Data tersebut dapat berasal dari citra satelit, informasi kondisi lahan di lapangan, serta berbagai algoritma analisis yang dikembangkan menggunakan perangkat GeoAI. Integrasi berbagai sumber data ini memungkinkan pengembangan model yang lebih komprehensif dalam memahami dinamika pertumbuhan tanaman.
Menurut Esa, pendekatan ini membuka peluang untuk menciptakan sistem pemodelan fenologi padi yang lebih adaptif dan fleksibel. Model yang dihasilkan juga dapat digunakan pada berbagai wilayah pertanian dengan karakteristik yang berbeda.
"Ketika dipadukan dengan data multidimensi, seperti data citra satelit, data kondisi di lapangan, dan algoritma yang dikembangkan dengan menggunakan tool GeoAI, pendekatan ini berpotensi menghasilkan sistem pemodelan fenologi padi yang lebih adaptif, skalabel, dan partisipatif untuk berbagai wilayah pertanian di Indonesia," tutur Esa Prakasa.
Mendukung Ketahanan Pangan Berkelanjutan
Pengembangan teknologi AI di sektor pertanian diharapkan dapat memberikan kontribusi nyata dalam mendukung ketahanan pangan nasional.
Dengan sistem pemantauan yang lebih akurat dan berbasis data, berbagai kebijakan pertanian dapat dirancang secara lebih efektif.
Selain itu, teknologi ini juga dapat membantu meningkatkan efisiensi penggunaan sumber daya pertanian seperti air, pupuk, dan lahan.
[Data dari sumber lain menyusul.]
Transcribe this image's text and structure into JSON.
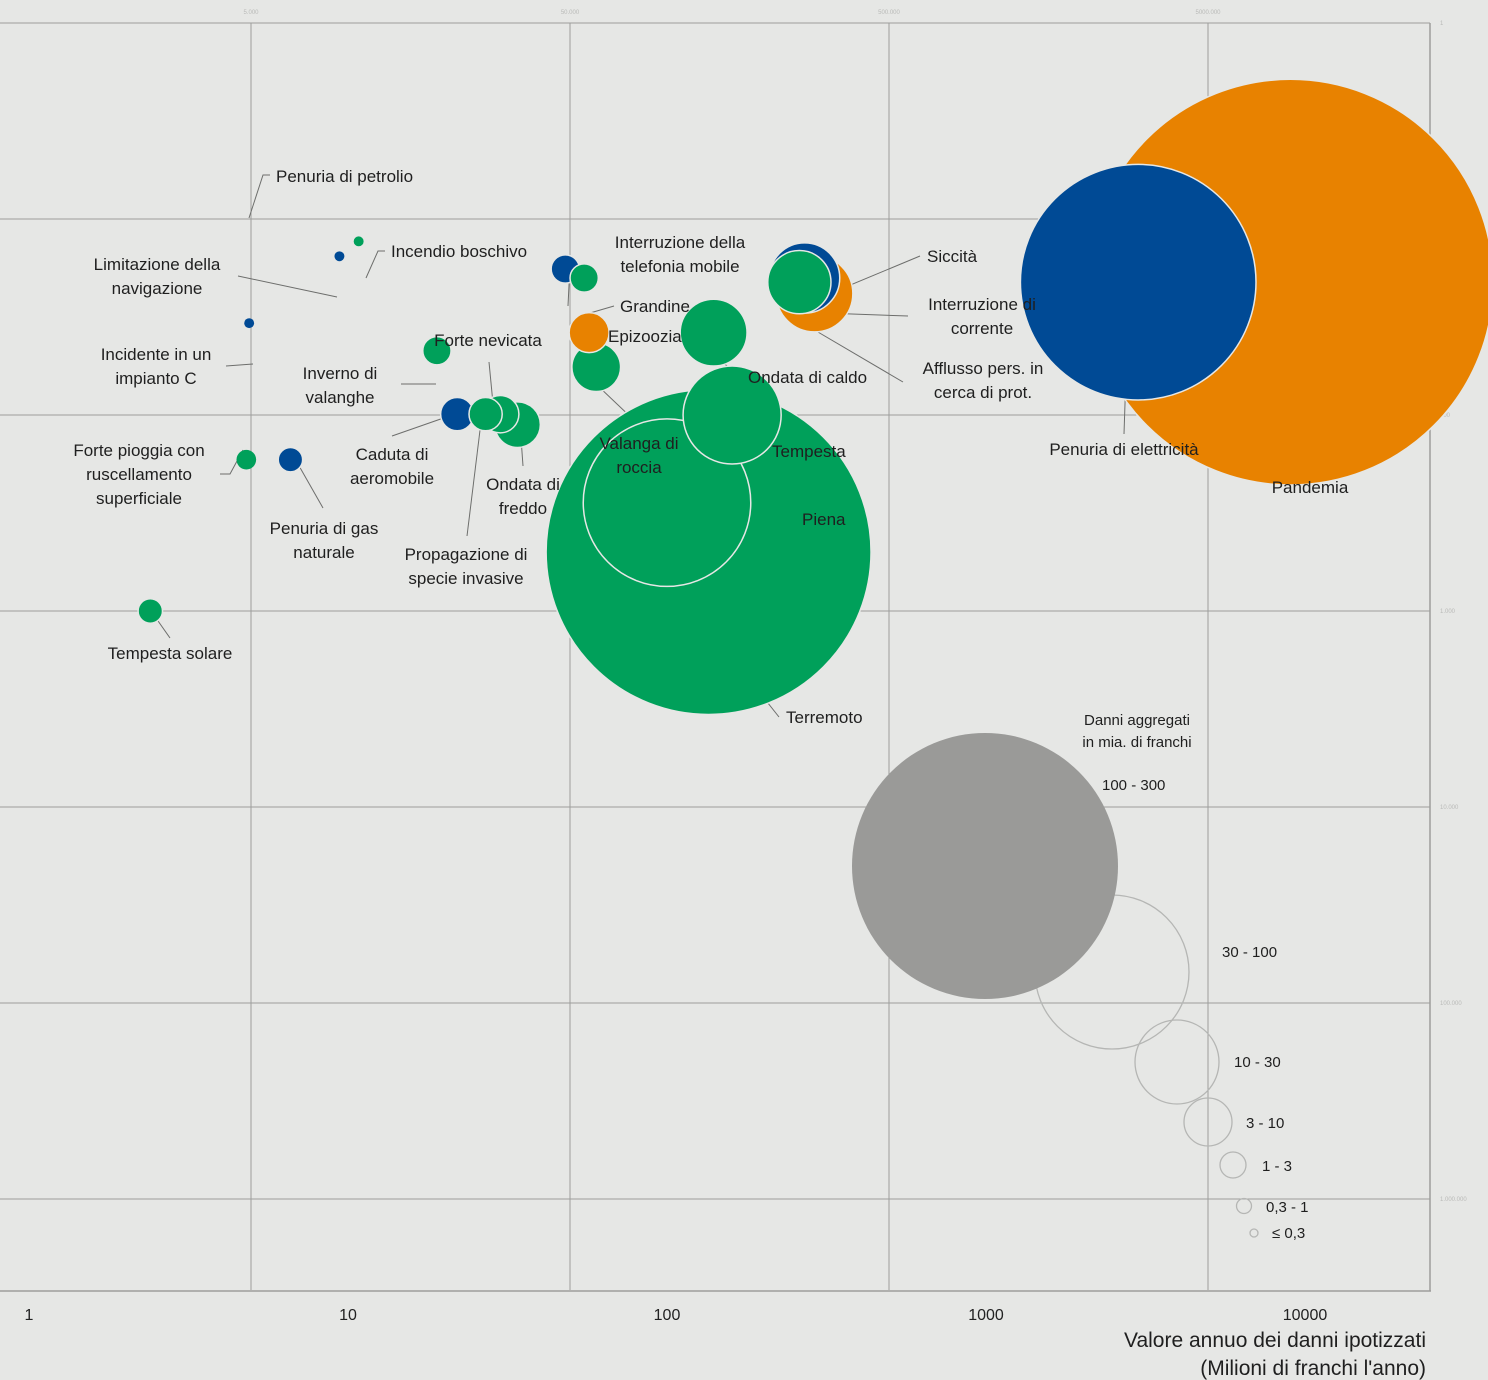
{
  "colors": {
    "blue": "#004a95",
    "green": "#00a05a",
    "orange": "#e88200",
    "grey": "#9a9a98",
    "legend_ring": "#b5b6b4"
  },
  "chart_data": {
    "type": "bubble",
    "x_axis": {
      "label_line1": "Valore annuo dei danni ipotizzati",
      "label_line2": "(Milioni di franchi l'anno)",
      "scale": "log",
      "ticks": [
        "1",
        "10",
        "100",
        "1000",
        "10000"
      ],
      "tick_values": [
        1,
        10,
        100,
        1000,
        10000
      ]
    },
    "y_axis": {
      "scale": "log (inverted)",
      "faint_top_ticks": [
        "5.000",
        "50.000",
        "500.000",
        "5000.000"
      ],
      "faint_right_ticks": [
        "1",
        "10",
        "100",
        "1.000",
        "10.000",
        "100.000",
        "1.000.000"
      ]
    },
    "grid": true,
    "points": [
      {
        "name": "Penuria di petrolio",
        "x": 10,
        "y": 10,
        "size": 0,
        "color": "green"
      },
      {
        "name": "Limitazione della navigazione",
        "x": 9.4,
        "y": 15.5,
        "size": 0.05,
        "color": "blue"
      },
      {
        "name": "Incendio boschivo",
        "x": 10.8,
        "y": 13,
        "size": 0.05,
        "color": "green"
      },
      {
        "name": "Incidente in un impianto C",
        "x": 4.9,
        "y": 34,
        "size": 0.05,
        "color": "blue"
      },
      {
        "name": "Forte pioggia con ruscellamento superficiale",
        "x": 4.8,
        "y": 169,
        "size": 0.3,
        "color": "green"
      },
      {
        "name": "Penuria di gas naturale",
        "x": 6.6,
        "y": 169,
        "size": 0.5,
        "color": "blue"
      },
      {
        "name": "Inverno di valanghe",
        "x": 19,
        "y": 47,
        "size": 0.7,
        "color": "green"
      },
      {
        "name": "Caduta di aeromobile",
        "x": 22,
        "y": 99,
        "size": 1,
        "color": "blue"
      },
      {
        "name": "Forte nevicata",
        "x": 27,
        "y": 99,
        "size": 1,
        "color": "green"
      },
      {
        "name": "Propagazione di specie invasive",
        "x": 30,
        "y": 99,
        "size": 1.3,
        "color": "green"
      },
      {
        "name": "Ondata di freddo",
        "x": 34,
        "y": 112,
        "size": 2,
        "color": "green"
      },
      {
        "name": "Interruzione della telefonia mobile",
        "x": 48,
        "y": 18,
        "size": 0.7,
        "color": "blue"
      },
      {
        "name": "Grandine",
        "x": 55,
        "y": 20,
        "size": 0.7,
        "color": "green"
      },
      {
        "name": "Epizoozia",
        "x": 57,
        "y": 38,
        "size": 1.5,
        "color": "orange"
      },
      {
        "name": "Valanga di roccia",
        "x": 60,
        "y": 57,
        "size": 2.3,
        "color": "green"
      },
      {
        "name": "Ondata di caldo",
        "x": 140,
        "y": 38,
        "size": 4.5,
        "color": "green"
      },
      {
        "name": "Tempesta",
        "x": 160,
        "y": 100,
        "size": 10,
        "color": "green"
      },
      {
        "name": "Siccità",
        "x": 270,
        "y": 20,
        "size": 5,
        "color": "blue"
      },
      {
        "name": "Interruzione di corrente",
        "x": 260,
        "y": 21,
        "size": 4,
        "color": "green"
      },
      {
        "name": "Afflusso pers. in cerca di prot.",
        "x": 290,
        "y": 24,
        "size": 6,
        "color": "orange"
      },
      {
        "name": "Piena",
        "x": 100,
        "y": 280,
        "size": 30,
        "color": "green"
      },
      {
        "name": "Terremoto",
        "x": 135,
        "y": 500,
        "size": 115,
        "color": "green"
      },
      {
        "name": "Penuria di elettricità",
        "x": 3000,
        "y": 21,
        "size": 60,
        "color": "blue"
      },
      {
        "name": "Pandemia",
        "x": 9000,
        "y": 21,
        "size": 180,
        "color": "orange"
      },
      {
        "name": "Tempesta solare",
        "x": 2.4,
        "y": 1000,
        "size": 0.5,
        "color": "green"
      }
    ]
  },
  "legend": {
    "title_line1": "Danni aggregati",
    "title_line2": "in mia. di franchi",
    "classes": [
      "100 - 300",
      "30 - 100",
      "10 - 30",
      "3 - 10",
      "1 - 3",
      "0,3 - 1",
      "≤ 0,3"
    ],
    "class_values": [
      200,
      65,
      20,
      6.5,
      2,
      0.65,
      0.2
    ]
  }
}
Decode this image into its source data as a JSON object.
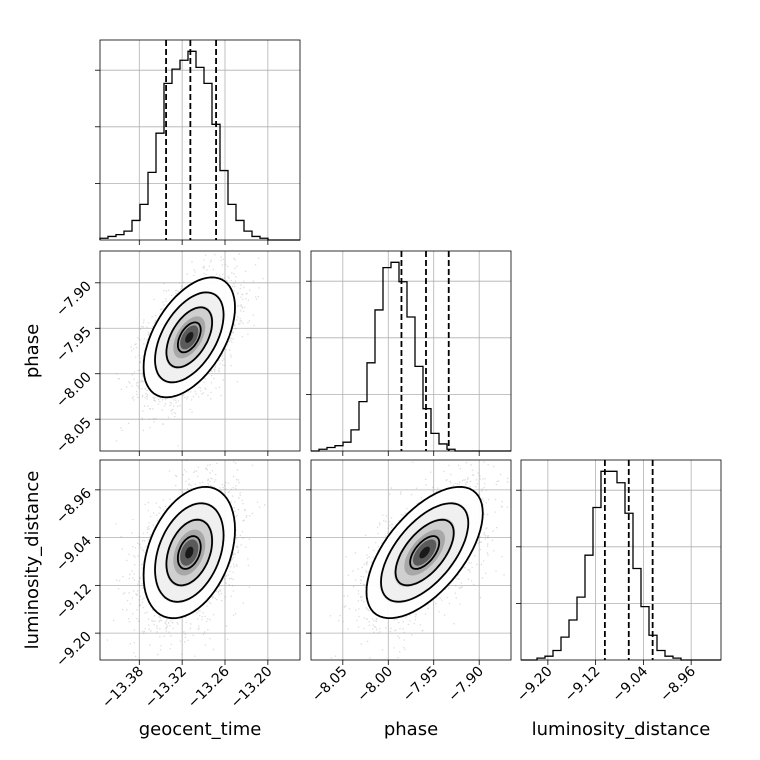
{
  "chart_data": {
    "type": "corner",
    "parameters": [
      "geocent_time",
      "phase",
      "luminosity_distance"
    ],
    "axis_labels": {
      "x": [
        "geocent_time",
        "phase",
        "luminosity_distance"
      ],
      "y": [
        "",
        "phase",
        "luminosity_distance"
      ]
    },
    "ranges": {
      "geocent_time": [
        -13.435,
        -13.155
      ],
      "phase": [
        -8.085,
        -7.865
      ],
      "luminosity_distance": [
        -9.245,
        -8.91
      ]
    },
    "ticks": {
      "geocent_time": {
        "values": [
          -13.38,
          -13.32,
          -13.26,
          -13.2
        ],
        "labels": [
          "−13.38",
          "−13.32",
          "−13.26",
          "−13.20"
        ]
      },
      "phase": {
        "values": [
          -8.05,
          -8.0,
          -7.95,
          -7.9
        ],
        "labels": [
          "−8.05",
          "−8.00",
          "−7.95",
          "−7.90"
        ]
      },
      "luminosity_distance": {
        "values": [
          -9.2,
          -9.12,
          -9.04,
          -8.96
        ],
        "labels": [
          "−9.20",
          "−9.12",
          "−9.04",
          "−8.96"
        ]
      }
    },
    "quantiles": {
      "geocent_time": [
        -13.3425,
        -13.3085,
        -13.2725
      ],
      "phase": [
        -7.9855,
        -7.9585,
        -7.9335
      ],
      "luminosity_distance": [
        -9.1045,
        -9.0645,
        -9.0245
      ]
    },
    "histograms": {
      "geocent_time": {
        "edges_start": -13.435,
        "edges_end": -13.155,
        "counts": [
          1,
          2,
          3,
          5,
          11,
          20,
          38,
          60,
          88,
          96,
          101,
          106,
          97,
          88,
          65,
          39,
          20,
          11,
          5,
          2,
          1,
          0,
          0,
          0,
          0
        ]
      },
      "phase": {
        "edges_start": -8.085,
        "edges_end": -7.865,
        "counts": [
          0,
          1,
          2,
          3,
          5,
          12,
          28,
          50,
          80,
          104,
          107,
          96,
          76,
          48,
          24,
          10,
          4,
          1,
          0,
          0,
          0,
          0,
          0,
          0,
          0
        ]
      },
      "luminosity_distance": {
        "edges_start": -9.245,
        "edges_end": -8.91,
        "counts": [
          0,
          0,
          1,
          2,
          5,
          12,
          21,
          33,
          55,
          80,
          99,
          99,
          93,
          77,
          48,
          28,
          13,
          5,
          2,
          1,
          0,
          0,
          0,
          0,
          0
        ]
      }
    },
    "joint": [
      {
        "x": "geocent_time",
        "y": "phase",
        "mean": [
          -13.31,
          -7.96
        ],
        "sd": [
          0.032,
          0.033
        ],
        "corr": 0.5
      },
      {
        "x": "geocent_time",
        "y": "luminosity_distance",
        "mean": [
          -13.31,
          -9.065
        ],
        "sd": [
          0.032,
          0.055
        ],
        "corr": 0.35
      },
      {
        "x": "phase",
        "y": "luminosity_distance",
        "mean": [
          -7.96,
          -9.065
        ],
        "sd": [
          0.032,
          0.055
        ],
        "corr": 0.6
      }
    ],
    "grid": true,
    "colors": {
      "line": "#000000",
      "density_min": "#ffffff",
      "density_max": "#000000",
      "points": "#8c8c8c"
    }
  }
}
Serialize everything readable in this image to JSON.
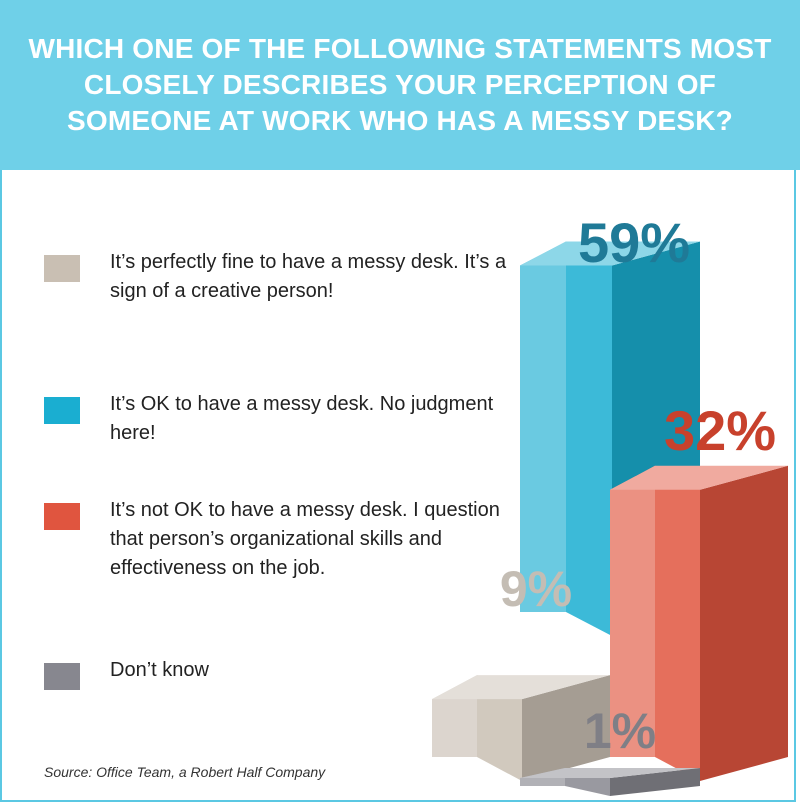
{
  "title": "WHICH ONE OF THE FOLLOWING STATEMENTS MOST CLOSELY DESCRIBES YOUR PERCEPTION OF SOMEONE AT WORK WHO HAS A MESSY DESK?",
  "legend": [
    {
      "label": "It’s perfectly fine to have a messy desk. It’s a sign of a creative person!",
      "color": "#c9bfb3"
    },
    {
      "label": "It’s OK to have a messy desk. No judgment here!",
      "color": "#1aaed1"
    },
    {
      "label": "It’s not OK to have a messy desk. I question that person’s organizational skills and effectiveness on the job.",
      "color": "#e0553f"
    },
    {
      "label": "Don’t know",
      "color": "#87878f"
    }
  ],
  "source": "Source: Office Team, a Robert Half Company",
  "chart_data": {
    "type": "bar",
    "categories": [
      "It’s perfectly fine to have a messy desk. It’s a sign of a creative person!",
      "It’s OK to have a messy desk. No judgment here!",
      "It’s not OK to have a messy desk. I question that person’s organizational skills and effectiveness on the job.",
      "Don’t know"
    ],
    "values": [
      9,
      59,
      32,
      1
    ],
    "data_labels": [
      "9%",
      "59%",
      "32%",
      "1%"
    ],
    "colors": [
      "#c9bfb3",
      "#1aaed1",
      "#e0553f",
      "#87878f"
    ],
    "label_colors": [
      "#c4bdb4",
      "#1f7a97",
      "#c8412c",
      "#7f7f86"
    ],
    "style": "3d-isometric",
    "grid": false
  }
}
Dengan demikian, produktivitas pertanian dapat ditingkatkan tanpa harus memperluas area tanam secara signifikan.
Inovasi yang dikembangkan oleh BRIN menunjukkan bahwa pemanfaatan teknologi digital memiliki potensi besar dalam mendorong transformasi sektor pertanian di Indonesia.
Melalui integrasi data, kecerdasan buatan, serta kolaborasi berbagai pihak, sistem pertanian yang lebih adaptif dan berkelanjutan dapat terus dikembangkan untuk menghadapi tantangan masa depan.